PUTRAJAYA, June 4 — Datuk Seri Dr Ahmad Zahid Hamidi today said that the Home Ministry is investigating the source of a report claiming that 80 per cent of Malaysian border officials are corrupt.

He said the leak should not have happened as not even the police have been able to confirm the percentage of corrupt officials manning the country’s borders.

“We are tracing the person who had confirmed the report. Although I know the reporter who had gotten the information, this shouldn’t happen because even PDRM couldn’t confirm the percentage,” Zahid told reporters today after his ministry’s monthly gathering here.

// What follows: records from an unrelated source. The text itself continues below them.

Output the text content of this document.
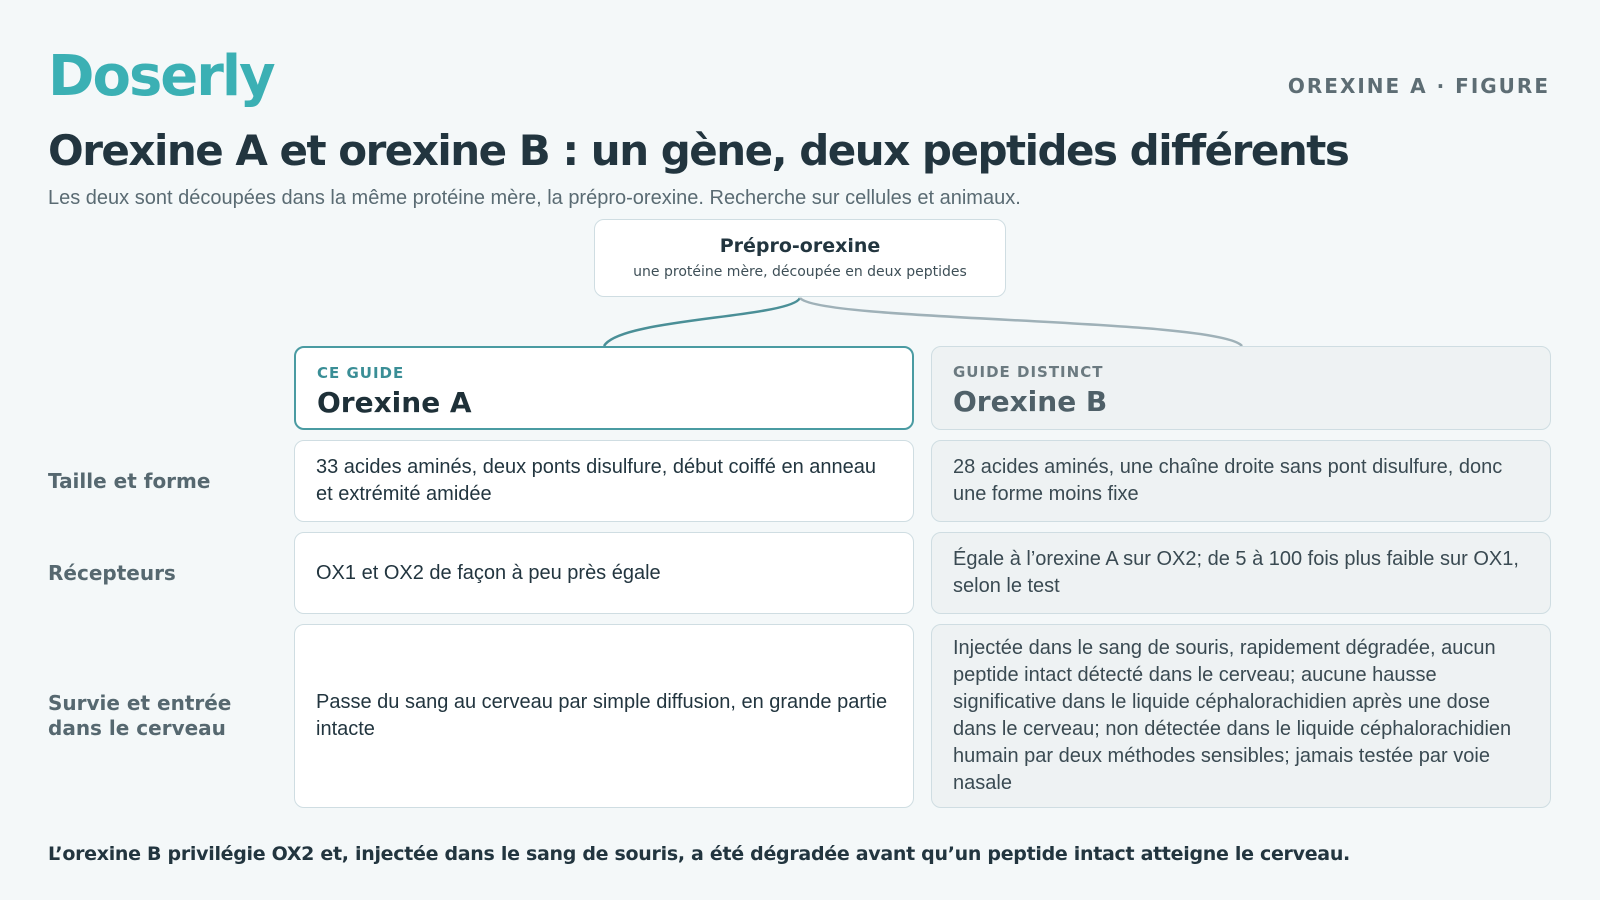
Doserly	OREXINE A · FIGURE
Orexine A et orexine B : un gène, deux peptides différents

Les deux sont découpées dans la même protéine mère, la prépro-orexine. Recherche sur cellules et animaux.

Prépro-orexine
une protéine mère, découpée en deux peptides
CE GUIDE
Orexine A
GUIDE DISTINCT
Orexine B
Taille et forme
33 acides aminés, deux ponts disulfure, début coiffé en anneau et extrémité amidée
28 acides aminés, une chaîne droite sans pont disulfure, donc une forme moins fixe
Récepteurs	OX1 et OX2 de façon à peu près égale
Égale à l’orexine A sur OX2; de 5 à 100 fois plus faible sur OX1, selon le test
Survie et entrée dans le cerveau
Passe du sang au cerveau par simple diffusion, en grande partie intacte
Injectée dans le sang de souris, rapidement dégradée, aucun peptide intact détecté dans le cerveau; aucune hausse significative dans le liquide céphalorachidien après une dose dans le cerveau; non détectée dans le liquide céphalorachidien humain par deux méthodes sensibles; jamais testée par voie nasale

L’orexine B privilégie OX2 et, injectée dans le sang de souris, a été dégradée avant qu’un peptide intact atteigne le cerveau.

Yesterday, local daily the New Straits Times cited the police’s Special Branch as claiming that 80 per cent of Malaysian law enforcement officers at the country’s borders were engaged in corruption, with some purportedly also on the smuggling syndicates’ payroll instead of merely taking bribes.

The claims by the police’s intelligence arm were purportedly based on surveillance and intelligence data collected over 10 years at border checkpoints manned by enforcement agencies such as the Immigration Department, Malaysian Maritime Enforcement Agency, the Anti-Smuggling Unit and the police’s General Operations Force.

Zahid said enforcement officers found to be involved in human trafficking activities are the lower ranking officers.

Last week, Deputy Home Minister Datuk Seri Dr Wan Junaidi said 12 police officers have been arrested over suspected collusion with human traffickers who used smuggling camps in Perlis as a transit point for migrants, adding that investigations are still ongoing to determine if they were directly involved or just facilitators.

This followed an earlier announcement on May 13, when the police confirmed that two local policemen were nabbed along with 36 others for alleged involvement in human trafficking activities in northern Malaysia and southern Thailand.

The duo are believed to have aided syndicate members obtain safe passage for their human cargo.

The recent discovery in Padang Besar, Perlis of nearly 140 mass graves and nearly 30 suspected people smuggling camps came after repeated denials of their existence by government officials.